VoIP Support for Wireless LANs and Mesh Networks

Faculty: Tzi-cker Chiueh

Group Members:

Project Description

Voice over Wireless LAN (VoWLAN) is touted as a killer application for enterprise WLANs because it significantly improves the coverage and mobility of enterprise telephony services. In fact, vendors such as Aruba Networks, Symbol, SpectraLink and Cisco have been shipping VoIP phones specifically designed for IEEE 802.11-based WLANs. However, there are still several technical barriers facing the VoWLAN technology that need to be overcome before it can truly take off.

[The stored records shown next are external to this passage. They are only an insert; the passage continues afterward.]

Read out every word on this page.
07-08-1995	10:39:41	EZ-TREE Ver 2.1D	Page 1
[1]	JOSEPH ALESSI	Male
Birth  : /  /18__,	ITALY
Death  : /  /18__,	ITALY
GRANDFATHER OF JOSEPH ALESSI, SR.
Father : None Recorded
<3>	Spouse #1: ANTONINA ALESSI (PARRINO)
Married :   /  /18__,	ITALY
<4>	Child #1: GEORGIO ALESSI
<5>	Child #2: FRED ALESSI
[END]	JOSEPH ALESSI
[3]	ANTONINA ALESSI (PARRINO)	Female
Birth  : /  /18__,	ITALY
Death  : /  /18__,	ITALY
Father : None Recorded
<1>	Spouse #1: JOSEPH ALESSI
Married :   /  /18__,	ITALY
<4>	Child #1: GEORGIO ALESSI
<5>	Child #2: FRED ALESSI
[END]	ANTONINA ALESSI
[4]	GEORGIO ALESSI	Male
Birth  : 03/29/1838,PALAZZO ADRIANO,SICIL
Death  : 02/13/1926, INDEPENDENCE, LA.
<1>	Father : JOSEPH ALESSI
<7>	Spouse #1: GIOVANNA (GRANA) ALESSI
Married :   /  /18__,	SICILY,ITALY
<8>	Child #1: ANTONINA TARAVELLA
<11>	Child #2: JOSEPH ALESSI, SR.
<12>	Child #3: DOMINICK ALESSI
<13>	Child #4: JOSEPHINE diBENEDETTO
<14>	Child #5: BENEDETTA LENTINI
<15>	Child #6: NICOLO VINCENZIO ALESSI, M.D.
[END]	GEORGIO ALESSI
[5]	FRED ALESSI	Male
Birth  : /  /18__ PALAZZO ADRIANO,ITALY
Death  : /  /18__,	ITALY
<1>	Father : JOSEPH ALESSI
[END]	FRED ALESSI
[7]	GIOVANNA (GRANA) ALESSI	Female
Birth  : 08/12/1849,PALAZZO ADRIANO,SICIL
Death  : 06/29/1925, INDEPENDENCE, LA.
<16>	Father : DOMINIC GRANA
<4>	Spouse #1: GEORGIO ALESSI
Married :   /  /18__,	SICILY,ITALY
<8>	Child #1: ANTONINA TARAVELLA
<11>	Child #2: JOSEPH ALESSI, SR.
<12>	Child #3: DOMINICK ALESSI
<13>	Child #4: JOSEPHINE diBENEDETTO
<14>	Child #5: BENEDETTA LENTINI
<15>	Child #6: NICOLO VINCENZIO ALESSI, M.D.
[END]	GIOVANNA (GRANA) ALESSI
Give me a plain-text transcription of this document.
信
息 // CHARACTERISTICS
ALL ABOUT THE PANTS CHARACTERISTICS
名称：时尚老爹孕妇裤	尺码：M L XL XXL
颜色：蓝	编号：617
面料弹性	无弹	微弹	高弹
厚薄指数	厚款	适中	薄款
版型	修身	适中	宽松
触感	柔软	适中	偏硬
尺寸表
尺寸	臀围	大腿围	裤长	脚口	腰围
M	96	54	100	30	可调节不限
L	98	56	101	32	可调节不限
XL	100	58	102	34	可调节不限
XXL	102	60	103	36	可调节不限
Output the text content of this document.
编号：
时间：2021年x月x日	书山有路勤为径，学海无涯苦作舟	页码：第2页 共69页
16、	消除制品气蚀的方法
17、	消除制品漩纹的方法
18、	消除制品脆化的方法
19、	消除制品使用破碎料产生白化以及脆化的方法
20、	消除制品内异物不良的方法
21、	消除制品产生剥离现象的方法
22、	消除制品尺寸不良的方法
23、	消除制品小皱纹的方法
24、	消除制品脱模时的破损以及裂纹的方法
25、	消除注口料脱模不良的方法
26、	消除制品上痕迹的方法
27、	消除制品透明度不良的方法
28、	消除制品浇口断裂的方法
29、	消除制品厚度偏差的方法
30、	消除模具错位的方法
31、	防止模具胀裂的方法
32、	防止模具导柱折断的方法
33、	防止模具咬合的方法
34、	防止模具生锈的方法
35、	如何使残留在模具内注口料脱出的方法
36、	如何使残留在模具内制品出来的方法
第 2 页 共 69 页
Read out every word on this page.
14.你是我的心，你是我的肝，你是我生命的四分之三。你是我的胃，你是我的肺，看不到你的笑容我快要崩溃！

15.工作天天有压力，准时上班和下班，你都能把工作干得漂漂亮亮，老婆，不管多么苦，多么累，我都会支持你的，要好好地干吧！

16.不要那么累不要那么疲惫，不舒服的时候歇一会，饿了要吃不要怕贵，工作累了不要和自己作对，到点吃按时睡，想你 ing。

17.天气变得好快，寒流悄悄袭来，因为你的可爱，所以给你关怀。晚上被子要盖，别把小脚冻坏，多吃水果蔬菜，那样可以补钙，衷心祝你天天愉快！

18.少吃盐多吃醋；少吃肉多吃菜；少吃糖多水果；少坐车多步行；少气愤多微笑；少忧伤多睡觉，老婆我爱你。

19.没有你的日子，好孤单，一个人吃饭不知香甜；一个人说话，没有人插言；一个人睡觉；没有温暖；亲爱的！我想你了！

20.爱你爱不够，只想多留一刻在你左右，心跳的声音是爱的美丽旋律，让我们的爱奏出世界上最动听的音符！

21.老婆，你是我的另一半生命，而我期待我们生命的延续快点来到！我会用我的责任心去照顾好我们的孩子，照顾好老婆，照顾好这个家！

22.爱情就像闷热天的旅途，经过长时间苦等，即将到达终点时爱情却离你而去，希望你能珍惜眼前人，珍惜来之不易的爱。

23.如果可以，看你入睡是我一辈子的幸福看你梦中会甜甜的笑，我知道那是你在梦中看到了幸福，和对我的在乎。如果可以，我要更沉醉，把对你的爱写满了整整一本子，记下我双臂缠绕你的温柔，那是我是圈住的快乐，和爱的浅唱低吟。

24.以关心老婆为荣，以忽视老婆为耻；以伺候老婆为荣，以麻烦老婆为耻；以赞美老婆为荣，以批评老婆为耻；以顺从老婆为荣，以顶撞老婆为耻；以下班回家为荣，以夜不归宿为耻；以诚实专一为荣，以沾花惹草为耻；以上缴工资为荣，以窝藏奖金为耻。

The first barrier is lack of Quality of Service (QoS) support. ITU-T G.114 recommends the the maximum one-way voice packet delay be below 150 msec. Because 150 msec is the end-to-end path delay budget, it means the wireless LAN channel access delay must be considerably less than 150 msec. In addition, most voice codec specifications such as G.729 require the packet loss ratio in voice connections to be less than 1% to avoid audible errors. The original IEEE 802.11 WLAN standard only supports a best-effort service model. Almost all existing WLAN deployments operate in the DCF (Distributed Coordination Function) mode, in which each wireless station accesses the shared radio channel using an Ethernet-like medium access mechanism, which is inadequate for real-time voice applications for the following reasons. First, it is impossible to have precise control over the exact transmission timings of voice frames because of collision and random back-off. When the injected traffic load is high, there is more collision and interference, which increases packet loss rate, packet delay and packet delay jitter. Second, it is impossible to prioritize all traffic flows. Consequently, large-volume non-real-time data traffic such as FTP may consume a large proportion of the network capacity, leaving time-sensitive voice traffic to suffer the consequences.

The second technical barrier associated with IEEE 802.11 WLAN is substantial per-packet transmission overhead. Because the maximum transmission rate of an IEEE 802.11b WLAN link is 11 Mbps, in theory an IEEE 802.11b link should be able to support hundreds of VoIP connections if each of them requires only 8Kbps as is the case with G.729. In practice, several benchmarking tests reported that existing VoWLAN products on the market cannot support more than ten concurrent VoIP calls with comparable quality to toll calls over a single IEEE 802.11b channel. A major cause for this gap between theory and practice is the considerable overhead associated with a WLAN packet's transmission. This overhead includes per-packet header bits, link-layer acknowledgment, back-off delay to avoid contention, retransmission due to channel interference and inter-frame spacing for synchronization.